Im very happy with the coil. Its a ugly coil so just afraid it will pop snap when i go to long on it


----------



## johan

The longest I've run an ugly coil (0.9 x 0.1 ribbon) with same wick (ceramic) was just over 4 months and it was still good to go.

Reactions: Like 2


----------



## RoSsIkId

Havent touched the naughty mini since I got the Reo.

I think my battery supply is good now. 4 efest 18500 in rotation

Reactions: Like 2


----------



## Silver

RoSsIkId said:


> Havent touched the naughty mini since I got the Reo.
> 
> I think my battery supply is good now. 4 efest 18500 in rotation



Loving your updates @RoSsIkId 
That mini is really special indeed!
Enjoy


----------



## RoSsIkId

Thank you @Silver.

Porsche been taking good care of me. I think I found my Vaping Nirvana.

Still thinking of sanding down the door and making it red. Just dont know if I want to respray or dip it in like carbon red


----------



## Alex

RoSsIkId said:


> Thank you @Silver.
> 
> Porsche been taking good care of me. I think I found my Vaping Nirvana.
> 
> Still thinking of sanding down the door and making it red. Just dont know if I want to respray or dip it in like carbon red



Don't sand it, rather use a paint stripper.


Message sent via tapatalk

Reactions: Agree 2


----------



## RoSsIkId

What i have learned with Porsche. Yes she is a tuff mechanical but you can be gentle with her.

Been over working the firing button to where i can hear the spring go down. So since last night with just doin some mindless vaping i saw that even if i just press down softly on her button she will fire up. No real manly pressure needed to get her fired up. Even with the filling of her juice bottle. Just s firm tightness on the bottle and she wont leak all over the place. Must say squonking works the same. 2 soft pushes to get the juice in the atty. The 3rd hold it in to wet the wick.

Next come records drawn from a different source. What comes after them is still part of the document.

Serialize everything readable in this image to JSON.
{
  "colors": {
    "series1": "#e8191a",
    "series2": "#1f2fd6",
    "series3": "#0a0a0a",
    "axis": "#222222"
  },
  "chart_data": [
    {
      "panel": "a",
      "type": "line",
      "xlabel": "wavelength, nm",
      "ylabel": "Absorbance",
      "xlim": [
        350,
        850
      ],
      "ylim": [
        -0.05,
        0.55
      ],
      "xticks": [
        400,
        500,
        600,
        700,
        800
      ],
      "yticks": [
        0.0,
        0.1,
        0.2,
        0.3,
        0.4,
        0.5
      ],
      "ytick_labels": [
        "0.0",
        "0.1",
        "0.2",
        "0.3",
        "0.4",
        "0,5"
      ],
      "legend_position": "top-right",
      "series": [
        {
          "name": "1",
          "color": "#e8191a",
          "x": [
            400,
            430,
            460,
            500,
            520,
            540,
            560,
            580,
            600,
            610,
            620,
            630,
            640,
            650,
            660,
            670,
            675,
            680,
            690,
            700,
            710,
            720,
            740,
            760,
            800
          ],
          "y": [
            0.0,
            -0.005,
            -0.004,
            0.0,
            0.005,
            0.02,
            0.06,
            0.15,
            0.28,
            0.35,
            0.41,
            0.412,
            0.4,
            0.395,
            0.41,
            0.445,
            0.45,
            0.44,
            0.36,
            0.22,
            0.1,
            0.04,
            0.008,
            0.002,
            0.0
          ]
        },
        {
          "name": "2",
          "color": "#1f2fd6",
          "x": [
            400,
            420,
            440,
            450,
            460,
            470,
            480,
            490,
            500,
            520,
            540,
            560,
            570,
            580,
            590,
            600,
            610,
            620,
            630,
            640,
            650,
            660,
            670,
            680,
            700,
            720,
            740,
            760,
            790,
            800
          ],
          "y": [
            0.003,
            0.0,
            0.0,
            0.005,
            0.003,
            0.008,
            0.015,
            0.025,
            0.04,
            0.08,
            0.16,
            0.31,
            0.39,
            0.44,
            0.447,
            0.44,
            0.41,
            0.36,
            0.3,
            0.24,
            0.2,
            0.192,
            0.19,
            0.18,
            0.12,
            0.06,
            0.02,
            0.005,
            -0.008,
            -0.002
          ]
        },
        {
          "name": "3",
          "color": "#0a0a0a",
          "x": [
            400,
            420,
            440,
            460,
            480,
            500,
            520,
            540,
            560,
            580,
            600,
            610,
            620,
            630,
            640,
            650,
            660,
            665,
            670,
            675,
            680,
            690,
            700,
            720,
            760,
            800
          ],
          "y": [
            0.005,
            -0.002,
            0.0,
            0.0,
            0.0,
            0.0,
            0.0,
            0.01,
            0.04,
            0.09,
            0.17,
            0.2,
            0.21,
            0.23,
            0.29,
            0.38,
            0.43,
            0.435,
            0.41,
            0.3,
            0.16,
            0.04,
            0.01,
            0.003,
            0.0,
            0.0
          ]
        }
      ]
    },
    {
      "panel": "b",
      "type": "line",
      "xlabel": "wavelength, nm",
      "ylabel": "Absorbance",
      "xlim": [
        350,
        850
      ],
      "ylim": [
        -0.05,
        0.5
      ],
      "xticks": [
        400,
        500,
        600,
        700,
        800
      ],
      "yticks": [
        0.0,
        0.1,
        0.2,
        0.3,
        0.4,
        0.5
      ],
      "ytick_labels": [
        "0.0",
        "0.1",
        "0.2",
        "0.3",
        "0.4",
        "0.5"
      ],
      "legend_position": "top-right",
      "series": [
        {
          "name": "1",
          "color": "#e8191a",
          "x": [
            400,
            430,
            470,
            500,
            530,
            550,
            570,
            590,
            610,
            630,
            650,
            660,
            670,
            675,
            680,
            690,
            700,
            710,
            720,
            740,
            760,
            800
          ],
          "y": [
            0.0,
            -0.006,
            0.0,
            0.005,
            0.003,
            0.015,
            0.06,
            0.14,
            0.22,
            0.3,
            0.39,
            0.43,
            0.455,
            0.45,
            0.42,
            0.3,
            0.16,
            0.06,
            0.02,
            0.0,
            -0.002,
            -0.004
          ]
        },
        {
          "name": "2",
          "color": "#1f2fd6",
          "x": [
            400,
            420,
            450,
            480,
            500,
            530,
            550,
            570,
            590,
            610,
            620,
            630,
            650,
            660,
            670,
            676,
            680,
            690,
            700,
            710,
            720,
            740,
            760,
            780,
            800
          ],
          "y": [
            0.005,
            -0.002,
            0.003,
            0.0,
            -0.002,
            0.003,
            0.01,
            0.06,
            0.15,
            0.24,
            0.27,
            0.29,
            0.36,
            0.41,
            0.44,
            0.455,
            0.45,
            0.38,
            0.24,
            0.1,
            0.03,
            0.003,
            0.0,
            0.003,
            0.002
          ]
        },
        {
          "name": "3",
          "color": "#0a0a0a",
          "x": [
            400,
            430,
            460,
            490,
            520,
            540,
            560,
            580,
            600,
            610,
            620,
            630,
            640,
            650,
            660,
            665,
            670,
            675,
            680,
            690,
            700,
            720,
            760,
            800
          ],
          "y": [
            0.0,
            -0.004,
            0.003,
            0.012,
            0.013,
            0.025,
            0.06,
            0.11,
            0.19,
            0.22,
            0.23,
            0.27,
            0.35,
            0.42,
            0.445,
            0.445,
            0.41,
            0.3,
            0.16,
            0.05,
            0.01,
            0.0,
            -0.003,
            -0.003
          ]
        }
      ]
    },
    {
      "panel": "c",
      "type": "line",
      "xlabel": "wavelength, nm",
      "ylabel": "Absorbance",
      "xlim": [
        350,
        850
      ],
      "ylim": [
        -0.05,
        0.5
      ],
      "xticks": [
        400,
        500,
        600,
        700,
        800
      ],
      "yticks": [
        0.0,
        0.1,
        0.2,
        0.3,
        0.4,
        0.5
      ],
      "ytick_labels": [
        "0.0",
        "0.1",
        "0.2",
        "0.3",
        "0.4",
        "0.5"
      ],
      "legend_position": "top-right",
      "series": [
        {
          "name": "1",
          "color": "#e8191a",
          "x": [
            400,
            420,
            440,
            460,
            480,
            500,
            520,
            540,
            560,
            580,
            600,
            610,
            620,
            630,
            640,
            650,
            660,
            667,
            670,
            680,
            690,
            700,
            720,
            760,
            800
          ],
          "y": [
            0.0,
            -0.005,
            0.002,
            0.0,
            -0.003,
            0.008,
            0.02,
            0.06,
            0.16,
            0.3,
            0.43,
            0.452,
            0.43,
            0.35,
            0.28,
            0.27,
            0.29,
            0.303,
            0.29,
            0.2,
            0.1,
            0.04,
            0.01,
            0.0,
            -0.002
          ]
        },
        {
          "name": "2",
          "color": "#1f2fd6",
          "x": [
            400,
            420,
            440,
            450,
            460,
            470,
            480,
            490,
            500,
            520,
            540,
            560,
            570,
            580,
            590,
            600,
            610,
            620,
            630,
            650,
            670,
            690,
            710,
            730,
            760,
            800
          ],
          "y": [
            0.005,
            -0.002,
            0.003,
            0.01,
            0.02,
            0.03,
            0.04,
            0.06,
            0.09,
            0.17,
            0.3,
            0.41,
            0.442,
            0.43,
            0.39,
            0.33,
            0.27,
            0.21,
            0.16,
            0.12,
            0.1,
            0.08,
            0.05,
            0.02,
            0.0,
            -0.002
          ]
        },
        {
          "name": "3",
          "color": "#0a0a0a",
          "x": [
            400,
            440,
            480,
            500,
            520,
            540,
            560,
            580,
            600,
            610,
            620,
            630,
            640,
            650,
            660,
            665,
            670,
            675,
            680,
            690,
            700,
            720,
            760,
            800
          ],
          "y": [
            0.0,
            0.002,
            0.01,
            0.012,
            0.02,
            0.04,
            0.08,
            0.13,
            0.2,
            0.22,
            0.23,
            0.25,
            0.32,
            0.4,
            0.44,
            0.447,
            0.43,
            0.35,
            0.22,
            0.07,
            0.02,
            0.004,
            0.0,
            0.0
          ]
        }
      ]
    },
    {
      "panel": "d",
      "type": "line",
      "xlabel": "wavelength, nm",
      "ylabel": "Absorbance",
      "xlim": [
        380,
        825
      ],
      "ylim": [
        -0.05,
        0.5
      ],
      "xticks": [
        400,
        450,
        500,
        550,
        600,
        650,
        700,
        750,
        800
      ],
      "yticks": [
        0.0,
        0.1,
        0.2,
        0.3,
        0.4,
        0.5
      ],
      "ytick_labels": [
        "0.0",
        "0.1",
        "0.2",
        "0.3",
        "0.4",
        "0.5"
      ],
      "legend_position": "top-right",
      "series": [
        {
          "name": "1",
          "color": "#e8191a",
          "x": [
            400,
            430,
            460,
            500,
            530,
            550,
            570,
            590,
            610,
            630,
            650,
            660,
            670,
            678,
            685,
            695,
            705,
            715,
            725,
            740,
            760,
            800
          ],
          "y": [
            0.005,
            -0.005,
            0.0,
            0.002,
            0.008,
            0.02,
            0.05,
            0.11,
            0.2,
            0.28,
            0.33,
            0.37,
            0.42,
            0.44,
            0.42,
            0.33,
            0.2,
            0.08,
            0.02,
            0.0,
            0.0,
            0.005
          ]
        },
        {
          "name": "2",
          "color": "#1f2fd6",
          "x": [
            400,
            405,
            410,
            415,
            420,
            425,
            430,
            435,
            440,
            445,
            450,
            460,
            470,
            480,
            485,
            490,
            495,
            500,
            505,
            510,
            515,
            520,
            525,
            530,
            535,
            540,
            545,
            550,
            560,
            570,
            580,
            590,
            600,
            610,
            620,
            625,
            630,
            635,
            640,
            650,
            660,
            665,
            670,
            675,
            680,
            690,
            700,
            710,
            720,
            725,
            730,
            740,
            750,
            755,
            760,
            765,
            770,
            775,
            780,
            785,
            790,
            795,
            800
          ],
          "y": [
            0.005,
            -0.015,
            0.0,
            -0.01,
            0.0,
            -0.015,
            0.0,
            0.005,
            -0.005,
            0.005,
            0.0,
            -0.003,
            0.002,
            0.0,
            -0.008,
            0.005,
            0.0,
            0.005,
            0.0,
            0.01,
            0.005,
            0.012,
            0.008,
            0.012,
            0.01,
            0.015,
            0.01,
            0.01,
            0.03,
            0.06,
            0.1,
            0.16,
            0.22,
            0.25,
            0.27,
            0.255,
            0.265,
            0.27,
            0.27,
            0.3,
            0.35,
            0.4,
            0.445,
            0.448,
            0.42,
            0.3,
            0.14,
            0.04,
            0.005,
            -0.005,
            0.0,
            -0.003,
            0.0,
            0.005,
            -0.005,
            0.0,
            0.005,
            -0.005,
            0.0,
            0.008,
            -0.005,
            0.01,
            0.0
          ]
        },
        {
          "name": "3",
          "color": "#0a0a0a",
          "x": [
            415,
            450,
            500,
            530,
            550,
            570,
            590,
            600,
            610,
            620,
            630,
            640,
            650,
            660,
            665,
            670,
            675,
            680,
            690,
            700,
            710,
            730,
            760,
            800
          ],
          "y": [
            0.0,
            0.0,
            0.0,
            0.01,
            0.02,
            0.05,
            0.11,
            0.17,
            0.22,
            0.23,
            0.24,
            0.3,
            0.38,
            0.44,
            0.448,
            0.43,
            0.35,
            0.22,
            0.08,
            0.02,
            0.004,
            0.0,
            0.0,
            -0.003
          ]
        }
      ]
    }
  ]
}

Have touched my hana since i got Porsche. I picked it up to see if its still charged

Reactions: Like 2 | Winner 2


----------



## Silver

Yip you are right. Soft button press and not over tightening the bottle is the way to go

Reactions: Agree 1


----------



## Rotten_Bunny

when i got my Morticia i used my Hana every day.


to charge the batteries !

Reactions: Winner 1


----------



## RoSsIkId

Falling into habit now. One battery in Porsche, 2 in backup pouch. One at home.

When i get home i charge the flat ones. So 4 i would say is good.

Reactions: Like 2


----------



## vaalboy

Welcome to Reoville - so glad you are enjoying the experience. 

PS: Almost time to get another one now

Reactions: Like 1 | Agree 1


----------



## RoSsIkId

Its been a week with Porsche.

Decided on what I want to do with the door. Ill paint strip it. Clean it all nice then have to take it to panel beaters to mix up the colour for me. Its called Gaurds Red and only used on the Porsche 911 GT2 RS. I swapped the plastic driptip for a ali one but it got way to hot. So back on the plastic one for now.

Still happy with it. Coil is still in. Re wicked this morning. Wicking getting easy now.

Reactions: Like 3


----------